Popular actors also distanced themselves from Woody Allen after allegations of abuse against his foster daughter were reopened in the wake of the #MeToo debate.
In recent years, society has developed a greater awareness of structural problems that include abuse and racism, hostility toward Jews and homophobia, according to Neuberger. "The public in general is much more perceptive," he said, a development that actually evolved independently of the internet. However, there was a surge at the start of the millennium, "in particular with the rise of social media."
Celebrity statements scrutinized
According to Neuberger, online communities are concerned with social justice and a heightened awareness of marginalized groups. Increasingly, there is also reaction to comments celebrities make on social media.
Many fans felt Harry Potter author J.K. Rowling made comments hostile to trans people on Twitter last year in a reaction to a phrase in an article about ways to provide menstrual items in sufficient quantities during the coronavirus lockdown.
"People who menstruate. I'm sure there used to be a word for those people. Someone help me out. Wumben? Wimpund? Woomud?" the author tweeted, failing to acknowledge that non-binary or trans people can also menstruate.
As a result, countless fans boycotted the celebrated author. Using the label #RIPJKRowling, they made it clear they considered the bestselling author's success to be over.
Rowling fought back and in 2020 was one of the most prominent of 153 signatories to the Letter on Justice and Open Debate that slammed "an intolerance of opposing views" and "public shaming and ostracism" as dominating debate.
The signatories see a "new set of moral attitudes and political commitments that tend to weaken our norms of open debate and toleration of differences in favor of ideological conformity." Authors, artists and journalists who do not bow to this constraint must fear for their livelihood, they argue.
'Public and transparent'
"There is no discussion. Once you’re out the lane, when you’re pointed out to be the bad guy, it’s very hard to have any sense of reality reflected or even of discussion," Gwen Bouvier, a communications professor at China's Zhejiang University, said, adding that the debates are highly emotionalized.
"These feeds online tend to be very emotional," she told DW, adding that "debates are more about feelings and expressing those feelings and rallying against injustice and feeling good doing this together.

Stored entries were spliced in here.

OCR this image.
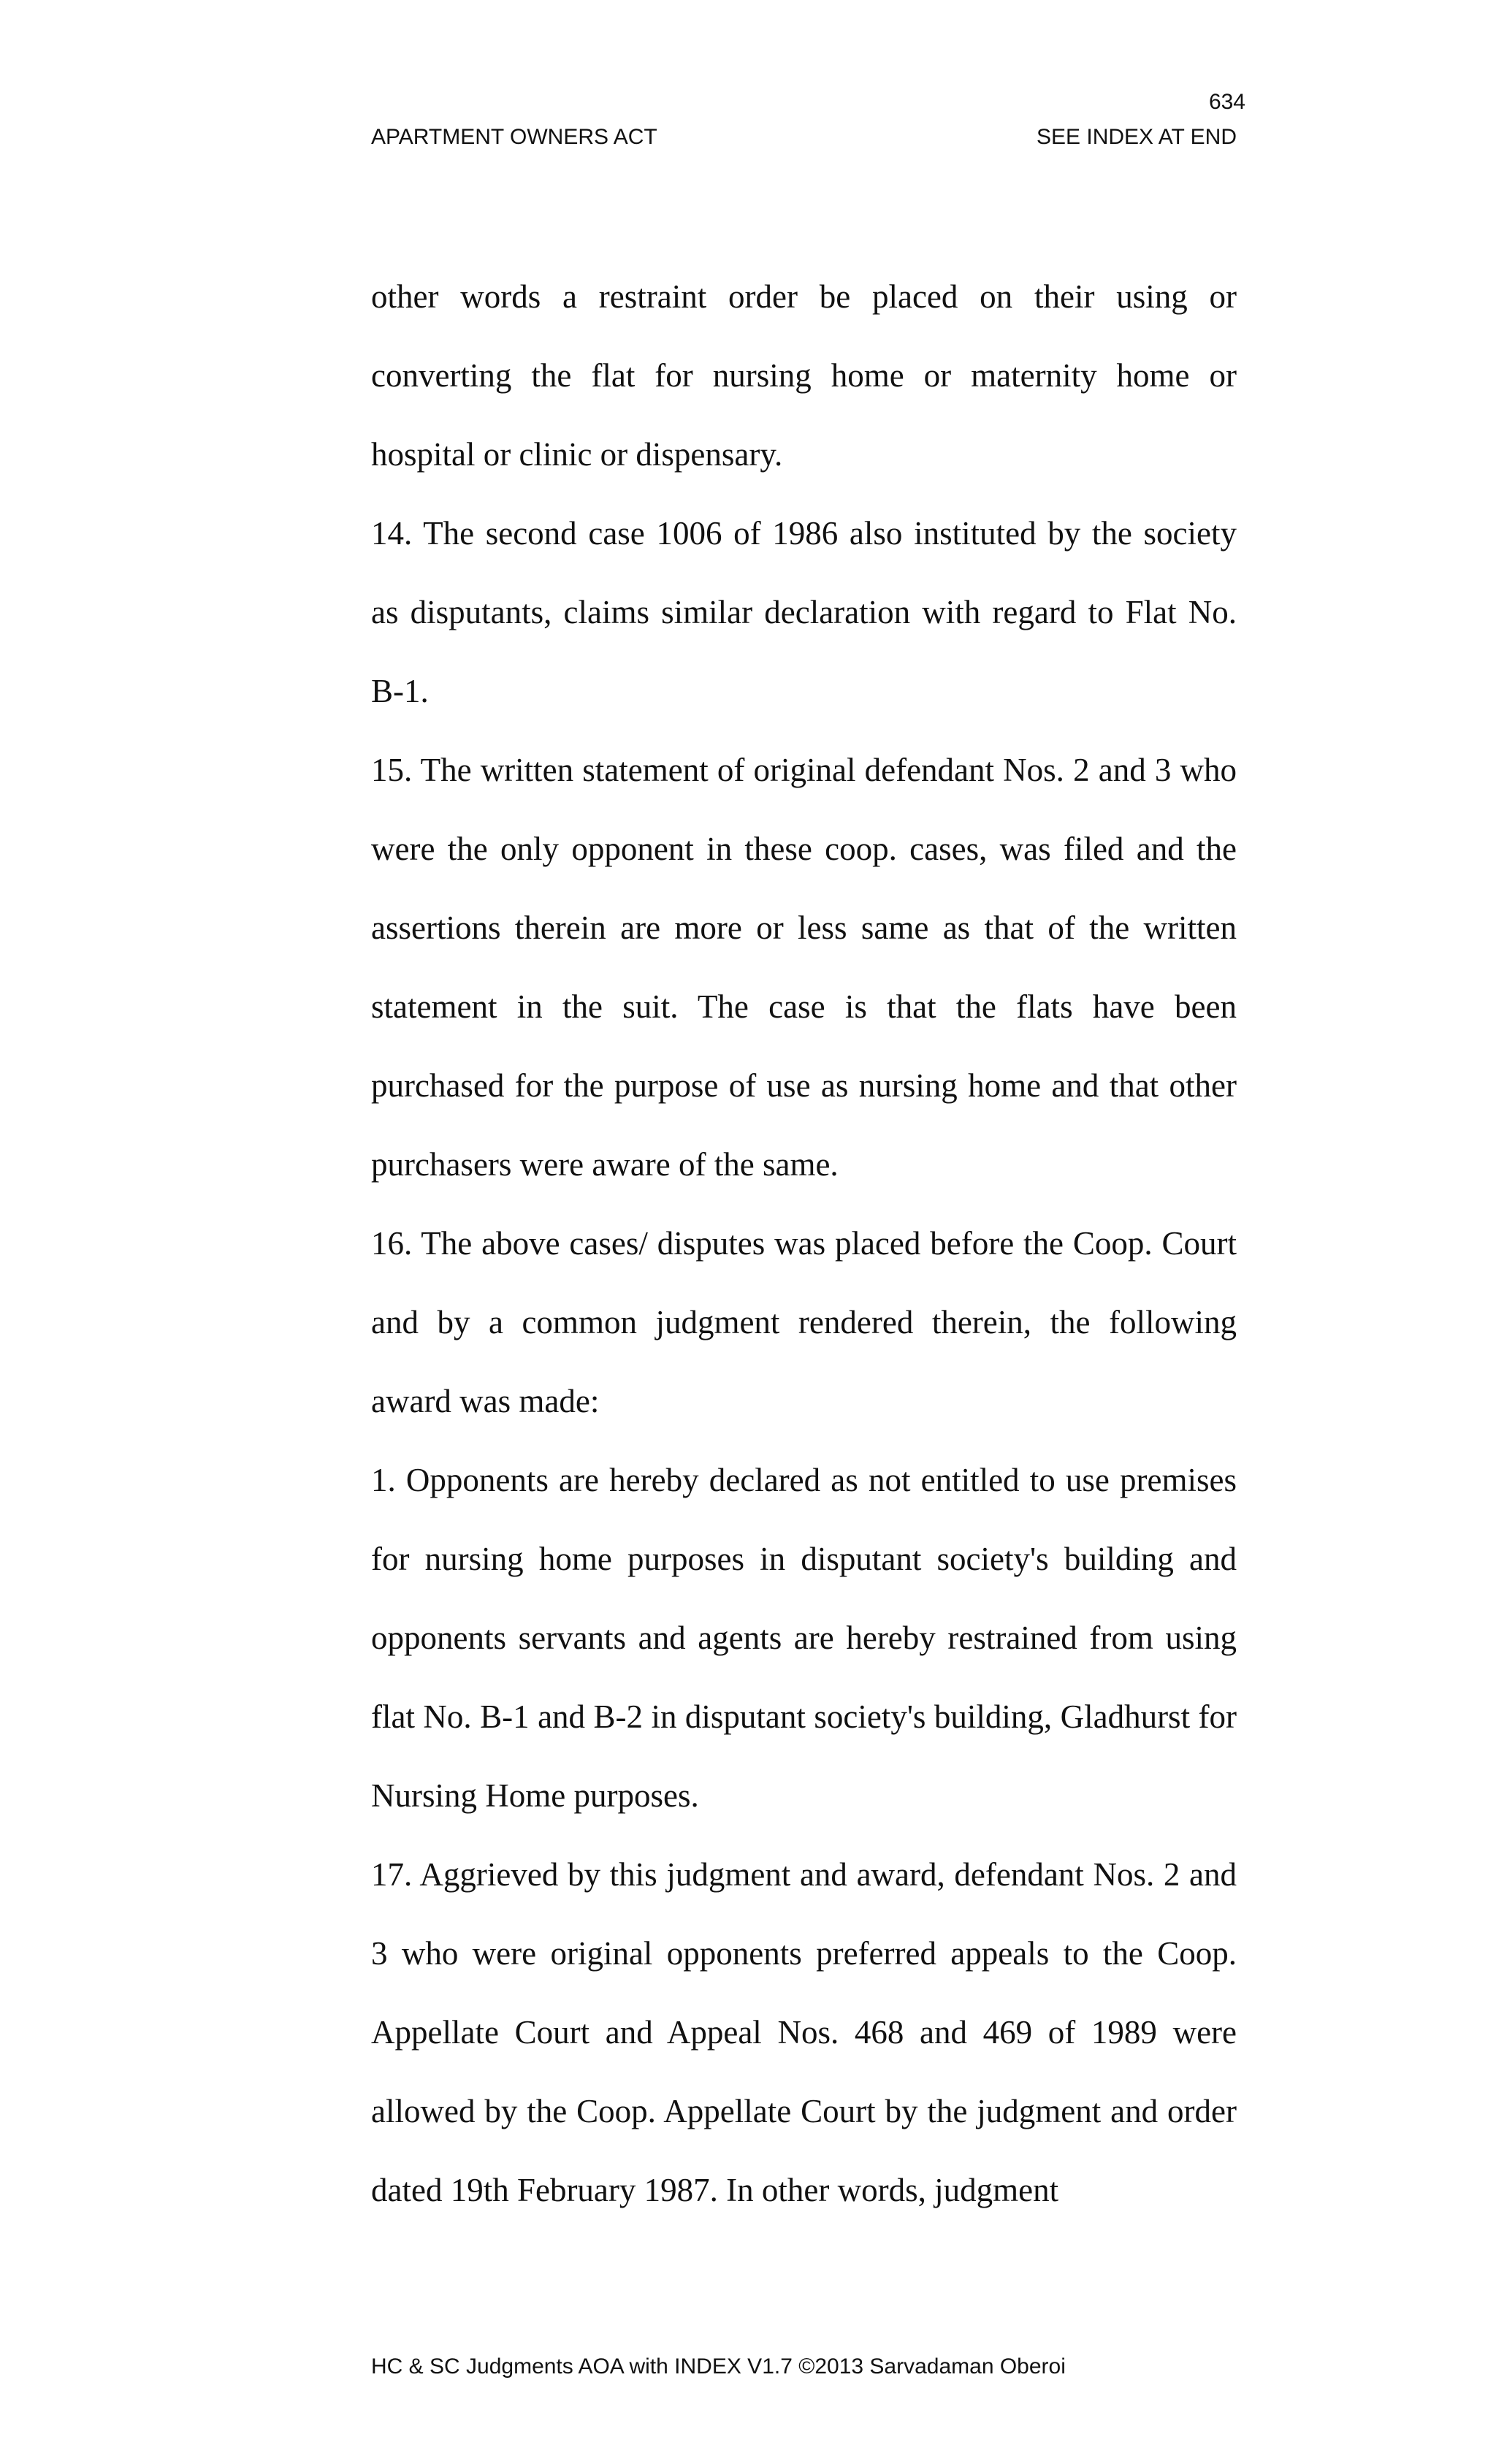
634
APARTMENT OWNERS ACT	SEE INDEX AT END

other words a restraint order be placed on their using or converting the flat for nursing home or maternity home or hospital or clinic or dispensary.

14. The second case 1006 of 1986 also instituted by the society as disputants, claims similar declaration with regard to Flat No. B-1.

15. The written statement of original defendant Nos. 2 and 3 who were the only opponent in these coop. cases, was filed and the assertions therein are more or less same as that of the written statement in the suit. The case is that the flats have been purchased for the purpose of use as nursing home and that other purchasers were aware of the same.

16. The above cases/ disputes was placed before the Coop. Court and by a common judgment rendered therein, the following award was made:

1. Opponents are hereby declared as not entitled to use premises for nursing home purposes in disputant society's building and opponents servants and agents are hereby restrained from using flat No. B-1 and B-2 in disputant society's building, Gladhurst for Nursing Home purposes.

17. Aggrieved by this judgment and award, defendant Nos. 2 and 3 who were original opponents preferred appeals to the Coop. Appellate Court and Appeal Nos. 468 and 469 of 1989 were allowed by the Coop. Appellate Court by the judgment and order dated 19th February 1987. In other words, judgment

HC & SC Judgments AOA with INDEX V1.7 ©2013 Sarvadaman Oberoi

"These calls [for cancelation] are about that. Rather than understanding the context of a person at different times we are actually just essentializing them, pointing out the folk devil, having fun being righteous and being seen to be morally correct," Bouvier said.
That doesn't bring about much structural change, she said. "If we really want to tackle these issues in our society and make concrete change, then we need to do more than symbolical action, we need to really have a discussion that really tries to find common understanding."
As far as social issues are concerned, people mainly want to join arms in articulating indignation and negotiating values, Neuberger said: "Discourses are conducted within which society comes to an understanding of what it considers acceptable and what it considers unacceptable." Such discussions aim to make things "public and transparent."
Ultimately, the controversies surrounding R. Kelly, Harvey Weinstein and Woody Allen have proven that public attention has an effect. Online campaigns like #MeToo or #MuteRKelly triggered discussion of abuse beyond social media, too — the first step in dismantling structural sexism.
This article was translated from German.